Apparently my biological grandfather worked for an airline. I don't know what that means! Do you know how many different jobs people can do for an airline? It's that sort of thing that makes me laugh, that kind of relieved, near-hysterical laughter that can leave a person wheezing.
There's other stuff, in the same sort of intentionally unclear language, that sounds more dire.
And there are random details -- my biological mother had special interests in reading and painting.
I burst into tears when I finished reading it. I hate that phrase -- burst into tears. In part because I hate crying to begin with but also because crying is a thing that comes to me gradually. I can fight it off for a while but I know it's going to happen. It's never a surprise. This time, it's an accurate phrase. I didn't know I was going to cry. I didn't know it was going to be such a strange and uncomfortable experience that was also a huge relief.
I've also been communicating with the office of the lawyer who handled my adoption. I figured, hey, if the state was going to take months, maybe he could tell me something. Turns out, his office is even more reluctant than the state to share info -- but what struck me halfway through the process of talking to them was how angry I was. The idea that some rando law clerk could, in theory, pull my record for no reason and thumb through it when I couldn't even get a phone call returned in a timely fashion was suddenly and intensely enraging.

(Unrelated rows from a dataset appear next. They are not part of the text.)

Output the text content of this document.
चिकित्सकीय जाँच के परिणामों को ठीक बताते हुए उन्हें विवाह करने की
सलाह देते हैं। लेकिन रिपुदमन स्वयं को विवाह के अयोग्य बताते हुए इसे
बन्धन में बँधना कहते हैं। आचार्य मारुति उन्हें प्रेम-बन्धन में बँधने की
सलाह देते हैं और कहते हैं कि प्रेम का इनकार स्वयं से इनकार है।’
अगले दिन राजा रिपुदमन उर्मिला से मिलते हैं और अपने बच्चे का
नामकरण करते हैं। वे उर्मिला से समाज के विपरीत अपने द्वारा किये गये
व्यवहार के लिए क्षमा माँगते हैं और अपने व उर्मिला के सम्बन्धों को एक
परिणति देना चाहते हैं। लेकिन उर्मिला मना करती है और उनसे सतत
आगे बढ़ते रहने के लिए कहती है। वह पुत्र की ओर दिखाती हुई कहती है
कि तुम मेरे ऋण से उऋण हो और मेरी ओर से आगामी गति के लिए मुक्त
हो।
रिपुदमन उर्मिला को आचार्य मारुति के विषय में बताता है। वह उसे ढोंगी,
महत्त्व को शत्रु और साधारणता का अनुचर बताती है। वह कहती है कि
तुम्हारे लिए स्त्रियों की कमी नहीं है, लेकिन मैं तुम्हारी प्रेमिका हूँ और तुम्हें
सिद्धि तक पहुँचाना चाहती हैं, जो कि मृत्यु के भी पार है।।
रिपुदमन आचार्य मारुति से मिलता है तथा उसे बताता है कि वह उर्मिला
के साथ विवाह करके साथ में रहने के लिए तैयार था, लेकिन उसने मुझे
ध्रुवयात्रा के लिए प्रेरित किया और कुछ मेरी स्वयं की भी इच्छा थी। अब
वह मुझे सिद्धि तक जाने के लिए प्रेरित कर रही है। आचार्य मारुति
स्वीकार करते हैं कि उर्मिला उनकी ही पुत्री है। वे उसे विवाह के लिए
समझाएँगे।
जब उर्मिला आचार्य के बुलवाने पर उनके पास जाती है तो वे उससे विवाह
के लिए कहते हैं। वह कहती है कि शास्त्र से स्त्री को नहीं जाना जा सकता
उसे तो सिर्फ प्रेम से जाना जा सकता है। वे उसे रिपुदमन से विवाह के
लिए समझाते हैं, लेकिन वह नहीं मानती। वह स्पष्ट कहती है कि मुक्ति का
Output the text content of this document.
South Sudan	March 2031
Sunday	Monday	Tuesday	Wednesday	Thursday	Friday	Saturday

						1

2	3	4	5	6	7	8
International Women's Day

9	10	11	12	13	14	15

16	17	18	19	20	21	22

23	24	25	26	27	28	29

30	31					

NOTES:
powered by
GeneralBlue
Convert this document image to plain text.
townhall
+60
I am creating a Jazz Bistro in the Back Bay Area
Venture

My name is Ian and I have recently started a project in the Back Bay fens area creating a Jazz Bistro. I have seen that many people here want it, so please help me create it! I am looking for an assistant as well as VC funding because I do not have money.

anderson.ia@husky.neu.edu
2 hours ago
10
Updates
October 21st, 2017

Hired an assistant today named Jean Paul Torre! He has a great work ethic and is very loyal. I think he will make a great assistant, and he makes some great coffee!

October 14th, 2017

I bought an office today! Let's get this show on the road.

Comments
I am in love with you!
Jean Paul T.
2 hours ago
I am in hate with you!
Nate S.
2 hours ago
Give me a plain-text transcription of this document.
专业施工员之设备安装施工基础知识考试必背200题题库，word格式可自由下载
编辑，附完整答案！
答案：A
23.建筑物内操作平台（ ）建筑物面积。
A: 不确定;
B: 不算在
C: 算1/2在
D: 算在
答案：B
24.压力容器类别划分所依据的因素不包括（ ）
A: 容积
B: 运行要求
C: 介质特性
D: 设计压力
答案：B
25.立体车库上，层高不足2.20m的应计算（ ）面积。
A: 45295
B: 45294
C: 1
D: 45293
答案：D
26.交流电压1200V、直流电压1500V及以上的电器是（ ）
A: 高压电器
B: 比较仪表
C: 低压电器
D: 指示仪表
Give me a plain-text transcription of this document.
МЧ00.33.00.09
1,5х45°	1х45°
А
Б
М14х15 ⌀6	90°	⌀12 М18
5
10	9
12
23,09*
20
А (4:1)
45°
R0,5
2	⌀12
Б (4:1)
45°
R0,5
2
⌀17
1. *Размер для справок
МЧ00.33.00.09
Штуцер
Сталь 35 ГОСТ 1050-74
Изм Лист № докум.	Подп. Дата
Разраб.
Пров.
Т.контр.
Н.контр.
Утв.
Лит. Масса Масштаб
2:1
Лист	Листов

I'm still angry about that, in fact, even though I know the odds of someone just kind of wandering around and reviewing sealed records for funsies is pretty low. I'm angry that the system has come to this, where other people have more access to my origins than I will ever be allowed.
None of this changes anything, though. I'm still going to head out the door to work in just a few minutes. I'm still going to play Tiny Deathstar (I have 48 levels now). I'm still going to be really freaking hard to buy Christmas presents for. I just do all of these things with more knowledge than I had before. That's powerful and strange and it'll take a little while to absorb.
I apparently have half-siblings, which is strange because although I have a half-sister (she's pretty amazing) via my dad's second marriage, I've never had, like, siblings related by blood. It's weird, OK? I don't know why but maybe it's because they'd all be older than me. I've never been related to anyone in that way before.
And I feel so much concern for these people.
The other day, I got a message on Tumblr, asking if there was any chance I might be the asker's sister, who this person hadn't seen since they were split up when very young. I can say that I am not. But the timing of that question and this letter just further emphasize to me how screwed up the system is in a lot of ways, how it often creates more questions than it answers, with no hope and no recourse to solve mysteries that have been in storage for years.
I think adoption is -- or can be -- a very positive thing. My family is still my family. Nothing is going to change that. I don't regret that I was adopted and I don't feel like I belong any more or less than I did before.
But I don't quite know what comes next. I'm still processing what to DO with any of this. Quite possibly, I will do nothing. I'll take my biological information (my biological mother was Irish Protestant, who knew?) and I will know more than I did before. But I know myself. I'm paused on a stair, halfway down the staircase of information. I might look for more.
I just don't know. And, for today, that's good enough.